# Monotone priority queue

In computer science, a monotone priority queue is a variant of the priority queue abstract data type in which the priorities of extracted items are required to form a monotonic sequence. That is, for a priority queue in which each successively extracted item is the one with the minimum priority (a min-heap), the minimum priority should be monotonically increasing. Conversely for a max-heap the maximum priority should be monotonically decreasing. The assumption of monotonicity arises naturally in several applications of priority queues, and can be used as a simplifying assumption to speed up certain types of priority queues.[1]:128

A necessary and sufficient condition on a monotone priority queue is that one never attempts to add an element with lower priority than the most recently extracted one.

## Applications

Monotone priority queues arise naturally when arranging events in order of time, such as network timeouts or discrete event simulation.

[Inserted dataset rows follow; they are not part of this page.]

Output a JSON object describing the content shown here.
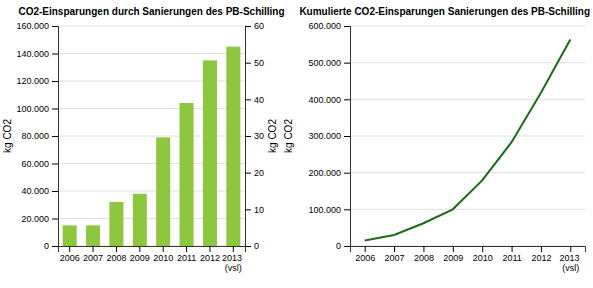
{
  "chart_data": [
    {
      "type": "bar",
      "title": "CO2-Einsparungen durch Sanierungen des PB-Schilling",
      "categories": [
        "2006",
        "2007",
        "2008",
        "2009",
        "2010",
        "2011",
        "2012",
        "2013\n(vsl)"
      ],
      "values": [
        15000,
        15000,
        32000,
        38000,
        79000,
        104000,
        135000,
        145000
      ],
      "color": "#8DC63F",
      "ylabel": "kg CO2",
      "ylim": [
        0,
        160000
      ],
      "yticks": [
        0,
        {
          "value": 20000,
          "label": "20.000"
        },
        {
          "value": 40000,
          "label": "40.000"
        },
        {
          "value": 60000,
          "label": "60.000"
        },
        {
          "value": 80000,
          "label": "80.000"
        },
        {
          "value": 100000,
          "label": "100.000"
        },
        {
          "value": 120000,
          "label": "120.000"
        },
        {
          "value": 140000,
          "label": "140.000"
        },
        {
          "value": 160000,
          "label": "160.000"
        }
      ],
      "y2label": "kg CO2",
      "y2lim": [
        0,
        60
      ],
      "y2ticks": [
        0,
        10,
        20,
        30,
        40,
        50,
        60
      ],
      "grid": true
    },
    {
      "type": "line",
      "title": "Kumulierte CO2-Einsparungen Sanierungen des PB-Schilling",
      "categories": [
        "2006",
        "2007",
        "2008",
        "2009",
        "2010",
        "2011",
        "2012",
        "2013\n(vsl)"
      ],
      "values": [
        15000,
        30000,
        62000,
        100000,
        179000,
        283000,
        418000,
        563000
      ],
      "color": "#1B6B1B",
      "ylabel": "kg CO2",
      "ylim": [
        0,
        600000
      ],
      "yticks": [
        0,
        {
          "value": 100000,
          "label": "100.000"
        },
        {
          "value": 200000,
          "label": "200.000"
        },
        {
          "value": 300000,
          "label": "300.000"
        },
        {
          "value": 400000,
          "label": "400.000"
        },
        {
          "value": 500000,
          "label": "500.000"
        },
        {
          "value": 600000,
          "label": "600.000"
        }
      ],
      "grid": true
    }
  ]
}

An event can cause some action to be scheduled at some time in the future, but (real or simulated) causality makes attempts to schedule actions in the past meaningless.

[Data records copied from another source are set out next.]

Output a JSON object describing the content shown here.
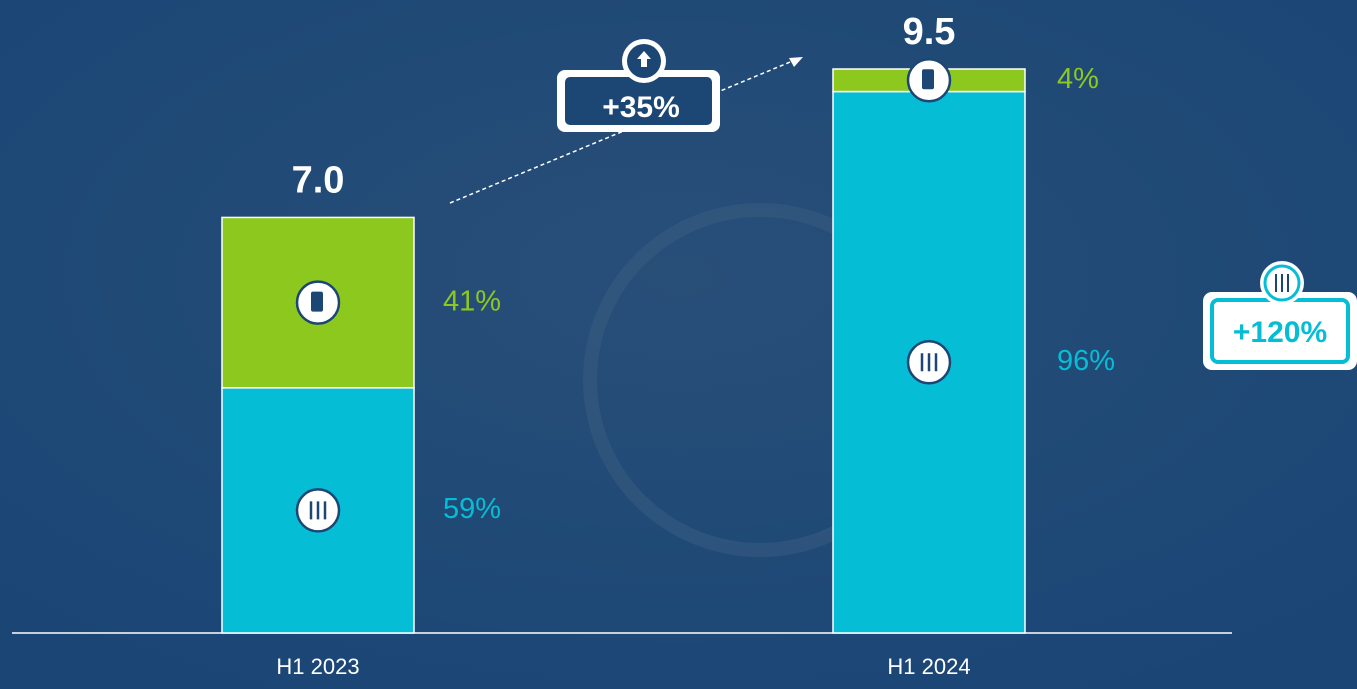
{
  "chart_data": {
    "type": "stacked-bar",
    "categories": [
      "H1 2023",
      "H1 2024"
    ],
    "totals": {
      "values": [
        7.0,
        9.5
      ],
      "value_labels": [
        "7.0",
        "9.5"
      ]
    },
    "series": [
      {
        "color": "#06bdd6",
        "values": [
          59,
          96
        ],
        "value_labels": [
          "59%",
          "96%"
        ]
      },
      {
        "color": "#8cc81e",
        "values": [
          41,
          4
        ],
        "value_labels": [
          "41%",
          "4%"
        ]
      }
    ],
    "annotations": [
      "+35%",
      "+120%"
    ]
  }
}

In Dijkstra's algorithm for the shortest path problem, vertices of a given weighted graph are extracted in increasing order by their distance from the starting vertex, and a priority queue is used to determine the closest remaining vertex to the starting vertex. Therefore, in this application, the priority queue operations are monotonic.

Similarly, in sweep line algorithms in computational geometry, events at which the sweep line crosses a point of interest are prioritized by the coordinate of the crossed point, and these events are extracted in monotonic ordering. A monotonic extraction order also occurs in the best-first version of branch and bound.[1]:128

## Data structures

Any priority queue that can handle non-monotone extraction operations can also handle monotone extractions, but some priority queues are specialized to work only for monotone extractions or work better when the extractions are monotone. For instance, the bucket queue is a simple priority queue data structure consisting of an array indexed by priority, where each array cell contains a bucket of items with that priority. An extract-min operation performs a sequential search for the first non-empty bucket and chooses an arbitrary item in that bucket. For non-monotone extractions, each extract-min operation takes time (in the worst case) proportional to the array length (the number of distinct priorities). However, when used as a monotone priority queue, the search for the next non-empty bucket can begin at the priority of the most recent previous extract-min operation rather than at the start of the array. This optimization causes the total time for a sequence of operations to be proportional to the sum of the number of operations and the length of the array, rather than (as in the non-monotonic case) the product of these two quantities.[2]

Cherkassky, Goldberg & Silverstein (1999) describe a more complicated scheme called a Heap-on-top (HOT) queue for monotone priority queues with integer priorities, based on multilevel bucketing together with a conventional heap priority queue. Using this method they obtain a structure that can maintain items with integer priorities in a range from 0 to a parameter C. The hot queue uses constant time per insertion or decrease-priority operation and amortized time ${\displaystyle O((\log C)^{1/3}(\log \log C)^{1/2})}$ per extract-min operation.[3] Another related structure of Raman (1996) allows the priorities to be machine integers, and again allows constant-time insertion and decrease-priority operations, with extract-min operations on a priority queue of n items taking amortized time ${\displaystyle O({\sqrt {\log n\log \log n}})}$.[4] These results lead to a corresponding speedup in Dijkstra's algorithm for graphs with integer edge weights.

## References

1. ^ a b Mehlhorn, Kurt; Sanders, Peter (2008). "Priority queues" (PDF). Algorithms and Data Structures: The Basic Toolbox. Springer.
2. ^ Skiena, Steven S. (1998), The Algorithm Design Manual, Springer, p. 181, ISBN 978-0-387-94860-7.
3. ^ Cherkassky, Boris V.; Goldberg, Andrew V.; Silverstein, Craig (August 1999), "Buckets, heaps, lists, and monotone priority queues", SIAM Journal on Computing, 28 (4): 1326–1346 (electronic), CiteSeerX 10.1.1.49.8244, doi:10.1137/S0097539796313490, MR 1681014.
4. ^ Raman, Rajeev (1996), "Priority queues: small, monotone and trans-dichotomous" (PDF), Algorithms—ESA '96 (Barcelona), Lecture Notes in Computer Science, 1136, Berlin: Springer, pp. 121–137, doi:10.1007/3-540-61680-2_51, MR 1469229.